Let's face it -- not just anyone can be a brain surgeon. Operating on the most vulnerable organ in the body, neurosurgeons carry tremendous responsibilities. They must undergo 16 or more years of education and training. Prospective neurologists need a host of skills including a strong work ethic and an ability to think critically.
Prospective surgeons must be able to make time-sensitive decisions. Neurosurgery has only been practiced since the early 1900s, making it one of the newest surgeries in modern medicine. Brain surgeons have to make decisions on a case-by-case basis and use problem solving skills for unconventional cases. Neurosurgeons rely heavily on their problem-solving skills to figure out new ways to diagnose and treat neurological diseases. Only about 170 new training positions open each year, so only the most outstanding medical students can become neurosurgeons.

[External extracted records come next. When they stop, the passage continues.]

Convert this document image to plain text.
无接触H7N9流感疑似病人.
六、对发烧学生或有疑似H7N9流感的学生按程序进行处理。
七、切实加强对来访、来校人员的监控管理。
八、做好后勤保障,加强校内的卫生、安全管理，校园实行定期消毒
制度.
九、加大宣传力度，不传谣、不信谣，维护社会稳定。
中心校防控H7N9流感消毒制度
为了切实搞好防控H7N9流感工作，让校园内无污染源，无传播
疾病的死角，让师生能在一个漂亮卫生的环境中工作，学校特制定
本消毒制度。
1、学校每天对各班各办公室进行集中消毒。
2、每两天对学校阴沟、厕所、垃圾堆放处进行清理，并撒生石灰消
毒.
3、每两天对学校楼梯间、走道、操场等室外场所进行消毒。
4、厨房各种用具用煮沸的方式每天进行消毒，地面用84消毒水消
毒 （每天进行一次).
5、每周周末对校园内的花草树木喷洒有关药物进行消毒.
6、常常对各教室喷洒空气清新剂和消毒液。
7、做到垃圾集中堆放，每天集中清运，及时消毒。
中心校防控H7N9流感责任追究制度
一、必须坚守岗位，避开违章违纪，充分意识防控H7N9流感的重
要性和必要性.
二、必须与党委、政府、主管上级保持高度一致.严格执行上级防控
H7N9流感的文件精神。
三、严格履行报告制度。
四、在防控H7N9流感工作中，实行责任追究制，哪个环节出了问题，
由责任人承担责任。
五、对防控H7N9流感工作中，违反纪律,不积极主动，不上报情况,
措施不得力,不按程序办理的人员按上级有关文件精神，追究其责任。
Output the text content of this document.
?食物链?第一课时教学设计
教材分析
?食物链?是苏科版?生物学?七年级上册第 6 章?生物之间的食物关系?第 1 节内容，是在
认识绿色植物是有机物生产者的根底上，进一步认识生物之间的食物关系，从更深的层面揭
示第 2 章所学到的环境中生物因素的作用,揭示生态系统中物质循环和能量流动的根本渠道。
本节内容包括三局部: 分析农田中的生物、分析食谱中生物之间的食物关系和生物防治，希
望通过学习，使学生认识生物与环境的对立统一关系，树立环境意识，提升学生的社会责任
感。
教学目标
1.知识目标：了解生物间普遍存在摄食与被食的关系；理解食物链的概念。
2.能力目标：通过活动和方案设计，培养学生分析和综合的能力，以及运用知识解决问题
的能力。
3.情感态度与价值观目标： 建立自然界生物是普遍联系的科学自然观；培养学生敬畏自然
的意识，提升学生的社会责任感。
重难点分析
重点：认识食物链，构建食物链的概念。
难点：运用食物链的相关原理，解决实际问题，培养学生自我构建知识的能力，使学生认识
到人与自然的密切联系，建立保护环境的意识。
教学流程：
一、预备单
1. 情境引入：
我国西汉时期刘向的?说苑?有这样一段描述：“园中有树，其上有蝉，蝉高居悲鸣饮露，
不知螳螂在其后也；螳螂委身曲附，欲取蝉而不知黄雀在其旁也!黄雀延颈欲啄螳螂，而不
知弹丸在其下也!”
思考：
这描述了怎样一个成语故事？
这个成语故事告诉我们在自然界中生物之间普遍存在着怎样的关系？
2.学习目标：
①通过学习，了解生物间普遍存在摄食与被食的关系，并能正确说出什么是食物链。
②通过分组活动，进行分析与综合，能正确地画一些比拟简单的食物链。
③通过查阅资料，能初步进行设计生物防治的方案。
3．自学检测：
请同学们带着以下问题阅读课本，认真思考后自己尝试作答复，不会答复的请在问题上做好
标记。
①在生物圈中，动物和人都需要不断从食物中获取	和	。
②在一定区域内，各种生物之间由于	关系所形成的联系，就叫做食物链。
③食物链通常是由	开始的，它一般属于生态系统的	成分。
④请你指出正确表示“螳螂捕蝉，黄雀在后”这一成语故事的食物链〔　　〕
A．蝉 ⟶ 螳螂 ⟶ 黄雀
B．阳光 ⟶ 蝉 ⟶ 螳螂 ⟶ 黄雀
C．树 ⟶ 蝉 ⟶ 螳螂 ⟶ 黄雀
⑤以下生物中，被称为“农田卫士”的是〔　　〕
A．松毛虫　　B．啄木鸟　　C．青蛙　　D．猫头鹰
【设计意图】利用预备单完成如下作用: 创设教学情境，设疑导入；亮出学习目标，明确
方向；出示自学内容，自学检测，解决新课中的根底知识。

Teamwork proves an essential part of any surgeon's job. Neurosurgeons do not work alone, but they are constantly surrounded by nurses, surgery techs, medical students and other doctors. According to orthopaedic surgeon Stephen W. Hardin, effectively working with other health care providers can improve the safety of the patient, the success of the operation, and overall patient satisfaction.
The U.S. has only 3,500 neurosurgeons, so they are severely overworked. Surgeons can work more than 60 hours in a week. Hours are irregular; for example, a surgeon may have to wake up in the middle of the night to perform an emergency surgery. Neurosurgeons perform lengthy surgeries, some lasting more than 12 hours. These operations are stressful and require the surgeon to stand on her feet with few or no breaks. Physical stamina is essential for hopeful neurosurgeons to cope with the strenuous working schedule of a medical resident. You should be able to work efficiently with little or no sleep.
Brain surgeries deal with nerves and the spinal column, so one wrong move could cause paralysis or permanent brain damage. Neurosurgeon candidates need particularly good hand-eye coordination and a steady hand. With advanced instruments, you must be able to work in small spaces using technical maneuvers.
Interpreting graphs and charts are a major part of neuroscience. Doctors order brain scans to find evidence of tissue scarring, clots and tumors. After training, you must accurately interpret X-rays and images to diagnose neural conditions, then use those images to determine a treatment option.
When asked about neurosurgery, Dr. Iain H. Kalfas stated that it's "one of the most technologically involved surgical specialties." A neurosurgeon of 12 years, Dr. Kalfas pointed out that new discoveries are made every year, and many of these discoveries incorporate new technologies into the operating room. Neurosurgeon candidates must be technology savvy and ready to learn about new high-tech surgical tools.